Creating Dialogflow agent

Go to dialogflow.com and click “Go to console” on the upper right.

Now sign in with your Google account. To simplify things, make sure to use the same account that’s registered with your Actions on Google enabled device such as Google Home (if possible) for more seamless testing.

Once you are in the Console and create a new agent by clicking the ”Create Agent ” button.

In Dialogflow, an agent is your NLU module which converts inputs into actionable data. You can name your agent “HelloWorldAgent” and click on “Create button”.

“HellowWorldAgent” agent will be created with two intents, namely “Default Fallback Intent” and “Default Welcome Intent”. These are two basic intent for welcoming and fallback action. 

The “Default Welcome Intent” will later be mapped to the Jovo “LAUNCH” intent.

Create an Interaction Model

Let’s create another intent and name it “HelloWorldIntent” and add the following example phrases to the “Training Phrases” tab:

  • HelloSay
  • helloSay
  • hello world

Save the intent and create another one named “MyNameIsIntent”. With this one, we are also going to add example phrases of what the user could say to “Training Phrases” and also add an entity called “name” in the “Action and parameters”.

Now we have to map the entity we created to the “Training Phrases” section by selecting the word “name”, which is a placeholder for the actual name, and choosing “@sys.given-name:name”.

Connect your Agent to a Google Action

Next, we need to integrate with Google Assistant to exchange voice messages with the newly created voice chatbot. Go to Integrations > Google Assistant > Integration Settings and click “Manage Assistant App”.

Run Local Server

Make sure to go into the project directory first.

$ jovo run 

This will start the express server. We now need to create a connection to the voice platforms.

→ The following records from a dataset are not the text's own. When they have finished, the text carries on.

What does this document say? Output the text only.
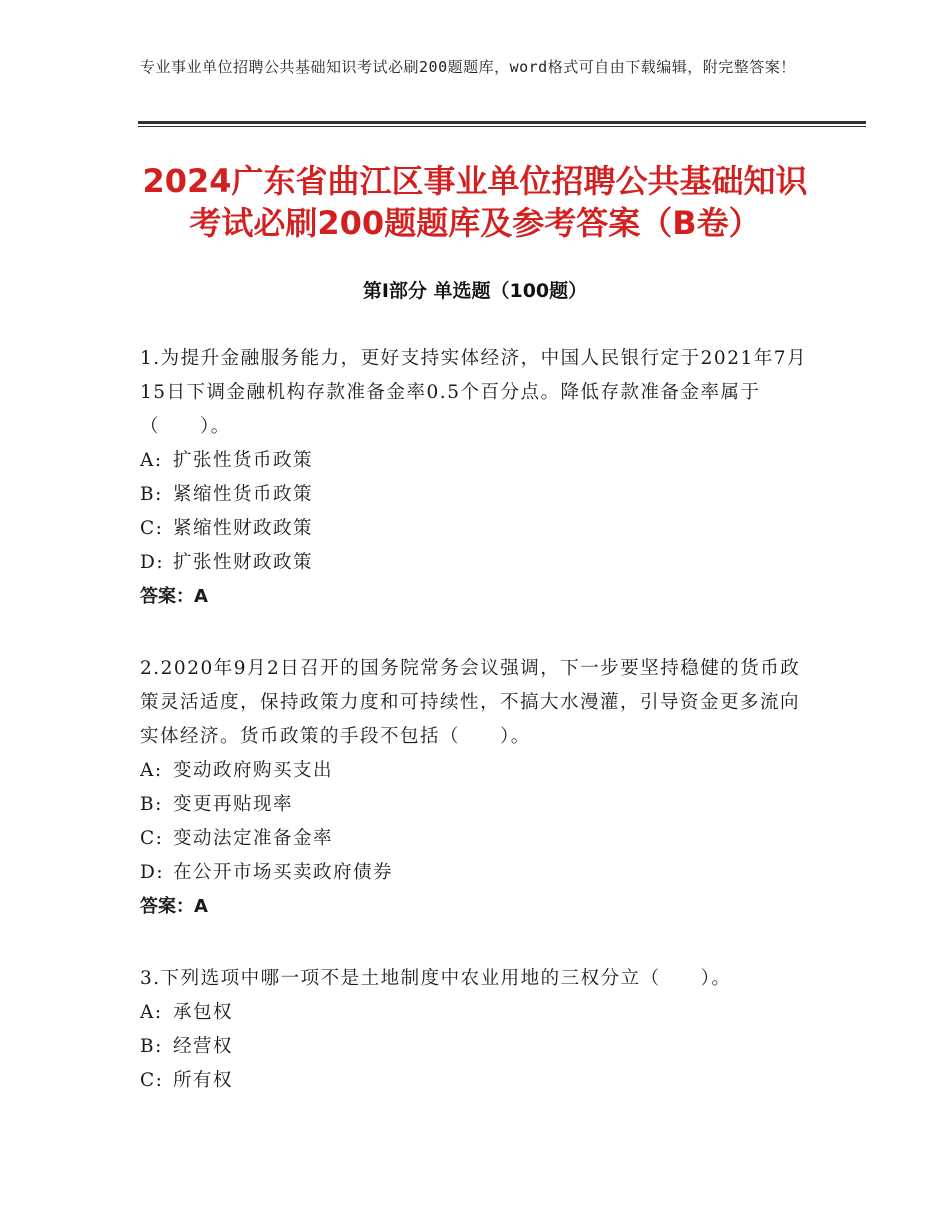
专业事业单位招聘公共基础知识考试必刷200题题库，word格式可自由下载编辑，附完整答案！
2024广东省曲江区事业单位招聘公共基础知识考试必刷200题题库及参考答案（B卷）
第Ⅰ部分 单选题（100题）

1.为提升金融服务能力，更好支持实体经济，中国人民银行定于2021年7月15日下调金融机构存款准备金率0.5个百分点。降低存款准备金率属于（　　）。

A: 扩张性货币政策
B: 紧缩性货币政策
C: 紧缩性财政政策
D: 扩张性财政政策
答案：A

2.2020年9月2日召开的国务院常务会议强调，下一步要坚持稳健的货币政策灵活适度，保持政策力度和可持续性，不搞大水漫灌，引导资金更多流向实体经济。货币政策的手段不包括（　　）。

A: 变动政府购买支出
B: 变更再贴现率
C: 变动法定准备金率
D: 在公开市场买卖政府债券
答案：A

3.下列选项中哪一项不是土地制度中农业用地的三权分立（　　）。

A: 承包权
B: 经营权
C: 所有权
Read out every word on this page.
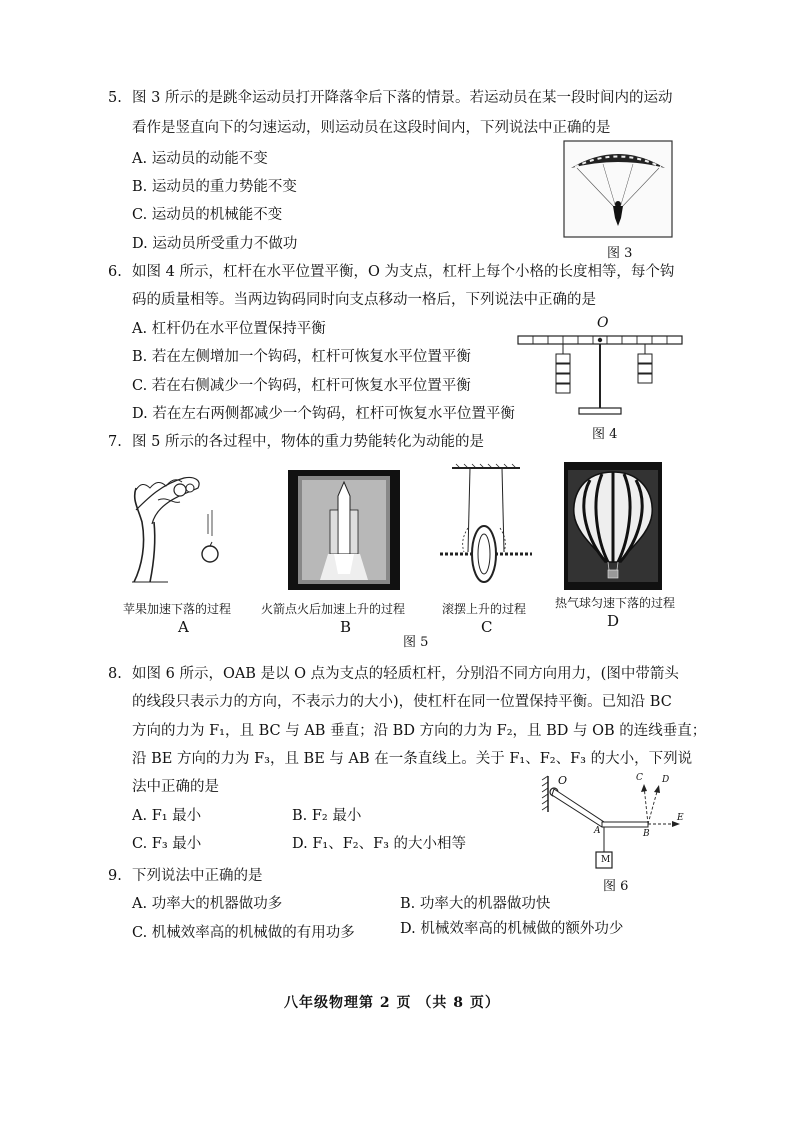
5. 图 3 所示的是跳伞运动员打开降落伞后下落的情景。若运动员在某一段时间内的运动
看作是竖直向下的匀速运动，则运动员在这段时间内，下列说法中正确的是
A. 运动员的动能不变
B. 运动员的重力势能不变
C. 运动员的机械能不变
D. 运动员所受重力不做功
图 3
6. 如图 4 所示，杠杆在水平位置平衡，O 为支点，杠杆上每个小格的长度相等，每个钩
码的质量相等。当两边钩码同时向支点移动一格后，下列说法中正确的是
A. 杠杆仍在水平位置保持平衡
B. 若在左侧增加一个钩码，杠杆可恢复水平位置平衡
C. 若在右侧减少一个钩码，杠杆可恢复水平位置平衡
D. 若在左右两侧都减少一个钩码，杠杆可恢复水平位置平衡
O
图 4
7. 图 5 所示的各过程中，物体的重力势能转化为动能的是
苹果加速下落的过程
A
火箭点火后加速上升的过程
B
滚摆上升的过程
C
热气球匀速下落的过程
D
图 5
8. 如图 6 所示，OAB 是以 O 点为支点的轻质杠杆，分别沿不同方向用力，(图中带箭头
的线段只表示力的方向，不表示力的大小)，使杠杆在同一位置保持平衡。已知沿 BC
方向的力为 F₁，且 BC 与 AB 垂直；沿 BD 方向的力为 F₂，且 BD 与 OB 的连线垂直；
沿 BE 方向的力为 F₃，且 BE 与 AB 在一条直线上。关于 F₁、F₂、F₃ 的大小，下列说
法中正确的是
A. F₁ 最小	B. F₂ 最小
C. F₃ 最小	D. F₁、F₂、F₃ 的大小相等
O
A	B
C D
E
M
图 6
9. 下列说法中正确的是
A. 功率大的机器做功多	B. 功率大的机器做功快
C. 机械效率高的机械做的有用功多	D. 机械效率高的机械做的额外功少
八年级物理第 2 页 （共 8 页）
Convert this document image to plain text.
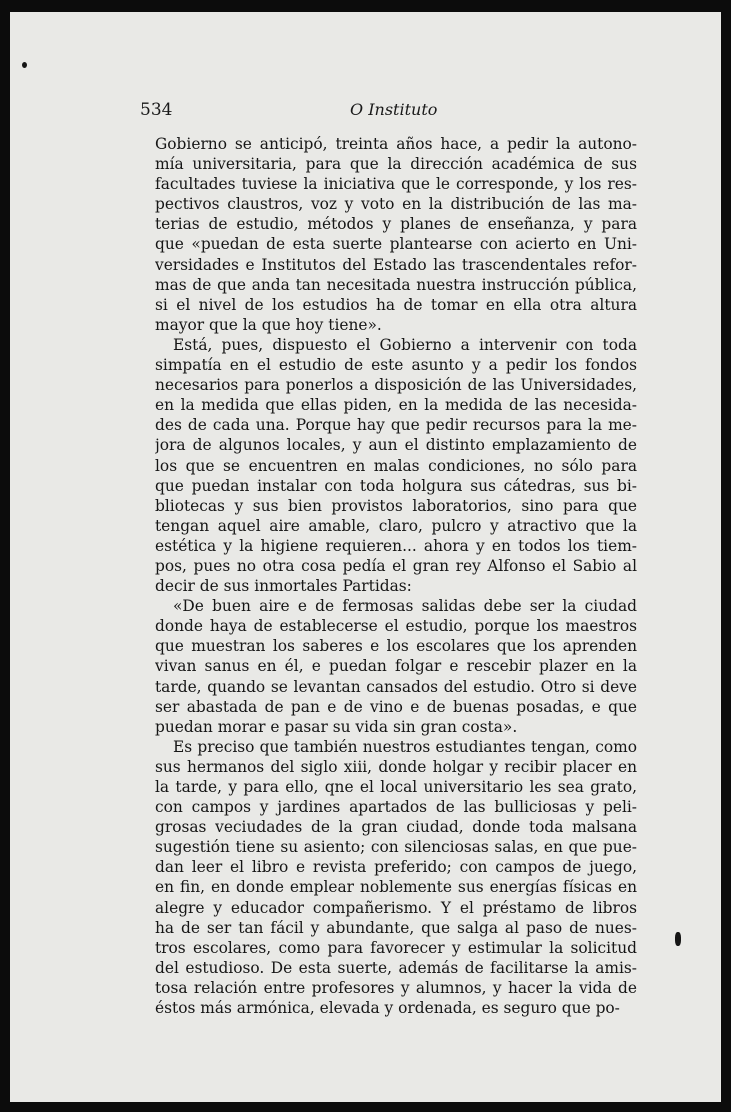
534	O Instituto
Gobierno se anticipó, treinta años hace, a pedir la autono-
mía universitaria, para que la dirección académica de sus
facultades tuviese la iniciativa que le corresponde, y los res-
pectivos claustros, voz y voto en la distribución de las ma-
terias de estudio, métodos y planes de enseñanza, y para
que «puedan de esta suerte plantearse con acierto en Uni-
versidades e Institutos del Estado las trascendentales refor-
mas de que anda tan necesitada nuestra instrucción pública,
si el nivel de los estudios ha de tomar en ella otra altura
mayor que la que hoy tiene».
Está, pues, dispuesto el Gobierno a intervenir con toda
simpatía en el estudio de este asunto y a pedir los fondos
necesarios para ponerlos a disposición de las Universidades,
en la medida que ellas piden, en la medida de las necesida-
des de cada una. Porque hay que pedir recursos para la me-
jora de algunos locales, y aun el distinto emplazamiento de
los que se encuentren en malas condiciones, no sólo para
que puedan instalar con toda holgura sus cátedras, sus bi-
bliotecas y sus bien provistos laboratorios, sino para que
tengan aquel aire amable, claro, pulcro y atractivo que la
estética y la higiene requieren... ahora y en todos los tiem-
pos, pues no otra cosa pedía el gran rey Alfonso el Sabio al
decir de sus inmortales Partidas:
«De buen aire e de fermosas salidas debe ser la ciudad
donde haya de establecerse el estudio, porque los maestros
que muestran los saberes e los escolares que los aprenden
vivan sanus en él, e puedan folgar e rescebir plazer en la
tarde, quando se levantan cansados del estudio. Otro si deve
ser abastada de pan e de vino e de buenas posadas, e que
puedan morar e pasar su vida sin gran costa».
Es preciso que también nuestros estudiantes tengan, como
sus hermanos del siglo xiii, donde holgar y recibir placer en
la tarde, y para ello, qne el local universitario les sea grato,
con campos y jardines apartados de las bulliciosas y peli-
grosas veciudades de la gran ciudad, donde toda malsana
sugestión tiene su asiento; con silenciosas salas, en que pue-
dan leer el libro e revista preferido; con campos de juego,
en fin, en donde emplear noblemente sus energías físicas en
alegre y educador compañerismo. Y el préstamo de libros
ha de ser tan fácil y abundante, que salga al paso de nues-
tros escolares, como para favorecer y estimular la solicitud
del estudioso. De esta suerte, además de facilitarse la amis-
tosa relación entre profesores y alumnos, y hacer la vida de
éstos más armónica, elevada y ordenada, es seguro que po-
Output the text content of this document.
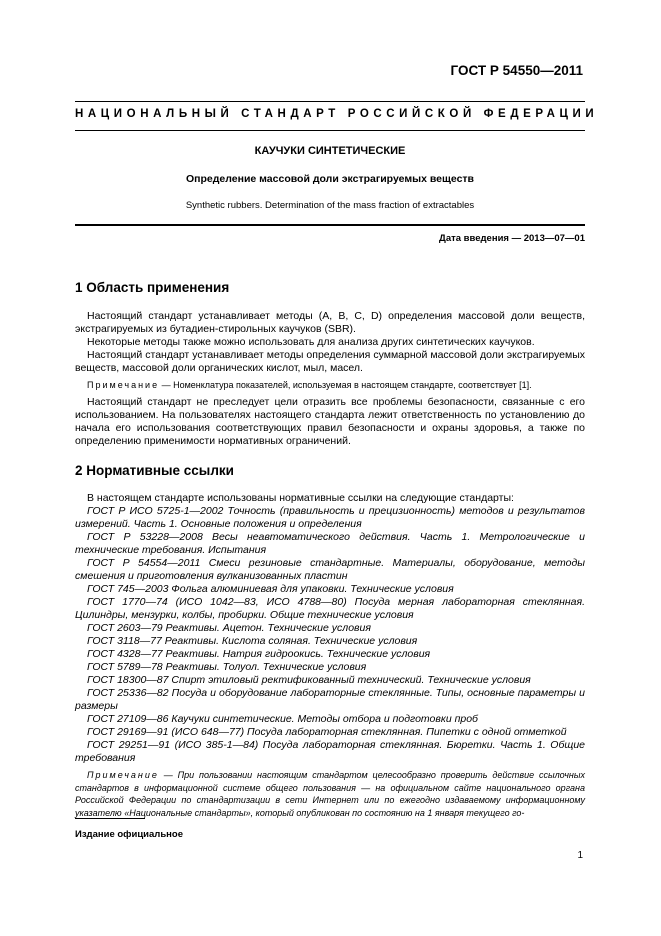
ГОСТ Р 54550—2011
НАЦИОНАЛЬНЫЙ СТАНДАРТ РОССИЙСКОЙ ФЕДЕРАЦИИ
КАУЧУКИ СИНТЕТИЧЕСКИЕ
Определение массовой доли экстрагируемых веществ
Synthetic rubbers. Determination of the mass fraction of extractables
Дата введения — 2013—07—01
1 Область применения

Настоящий стандарт устанавливает методы (A, B, C, D) определения массовой доли веществ, экстрагируемых из бутадиен-стирольных каучуков (SBR).

Некоторые методы также можно использовать для анализа других синтетических каучуков.

Настоящий стандарт устанавливает методы определения суммарной массовой доли экстрагируемых веществ, массовой доли органических кислот, мыл, масел.

Примечание — Номенклатура показателей, используемая в настоящем стандарте, соответствует [1].

Настоящий стандарт не преследует цели отразить все проблемы безопасности, связанные с его использованием. На пользователях настоящего стандарта лежит ответственность по установлению до начала его использования соответствующих правил безопасности и охраны здоровья, а также по определению применимости нормативных ограничений.

2 Нормативные ссылки

В настоящем стандарте использованы нормативные ссылки на следующие стандарты:

ГОСТ Р ИСО 5725-1—2002 Точность (правильность и прецизионность) методов и результатов измерений. Часть 1. Основные положения и определения

ГОСТ Р 53228—2008 Весы неавтоматического действия. Часть 1. Метрологические и технические требования. Испытания

ГОСТ Р 54554—2011 Смеси резиновые стандартные. Материалы, оборудование, методы смешения и приготовления вулканизованных пластин

ГОСТ 745—2003 Фольга алюминиевая для упаковки. Технические условия

ГОСТ 1770—74 (ИСО 1042—83, ИСО 4788—80) Посуда мерная лабораторная стеклянная. Цилиндры, мензурки, колбы, пробирки. Общие технические условия

ГОСТ 2603—79 Реактивы. Ацетон. Технические условия

ГОСТ 3118—77 Реактивы. Кислота соляная. Технические условия

ГОСТ 4328—77 Реактивы. Натрия гидроокись. Технические условия

ГОСТ 5789—78 Реактивы. Толуол. Технические условия

ГОСТ 18300—87 Спирт этиловый ректификованный технический. Технические условия

ГОСТ 25336—82 Посуда и оборудование лабораторные стеклянные. Типы, основные параметры и размеры

ГОСТ 27109—86 Каучуки синтетические. Методы отбора и подготовки проб

ГОСТ 29169—91 (ИСО 648—77) Посуда лабораторная стеклянная. Пипетки с одной отметкой

ГОСТ 29251—91 (ИСО 385-1—84) Посуда лабораторная стеклянная. Бюретки. Часть 1. Общие требования

Примечание — При пользовании настоящим стандартом целесообразно проверить действие ссылочных стандартов в информационной системе общего пользования — на официальном сайте национального органа Российской Федерации по стандартизации в сети Интернет или по ежегодно издаваемому информационному указателю «Национальные стандарты», который опубликован по состоянию на 1 января текущего го-

Издание официальное
1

Example server listening on port 3000!

This is your webhook URL: https://webhook.jovo.cloud/[your-id

Jovo Debugger

Copy and paste the webhook URL into a browser to open Jovo Debugger.

To know more about Jovo debugger click here.

Connect to Dialogflow 

From Dialogflow console, choose the Fulfillment option form the left navigation menu. Enable the Webhook and paste your Jovo Webhook endpoint to the URL field and press the save button at the bottom of the page:

We are almost finished.  Enable webhook fulfillment for every intent we use in our model.

Go to HelloWorldIntent first and enable “Enable webhook call for this intent”.

Do the same for the MyNameIsIntent and also take a look at the “Default Welcome Intent” for the same.

Test your voice-enabled chatbot from Google Assistant

To test your Google Action you have to use the Actions on Google Simulator. For that go to the “Integrations” tab and select Google Assistant then press “Test” and, on the success screen, “Continue”.

In the Simulator, you can now test your Action.

Click on Talk to my test app or just click on the input field and press enter. The bot will start with:

“Here’s the test version of my test app.
Hello World! What’s your name?”

Just respond using the mic button to input your answer.The sample conversation goes like:

Google: “Here’s the test version of my test app. Hello World! What’s your name?”
You: “Jithin”
Google: “Hey Jithin, nice to meet you!”


That is it. Your voice-enabled chatbot is ready. Now you can create customized intents and responses to create a more versatile voice chatbot.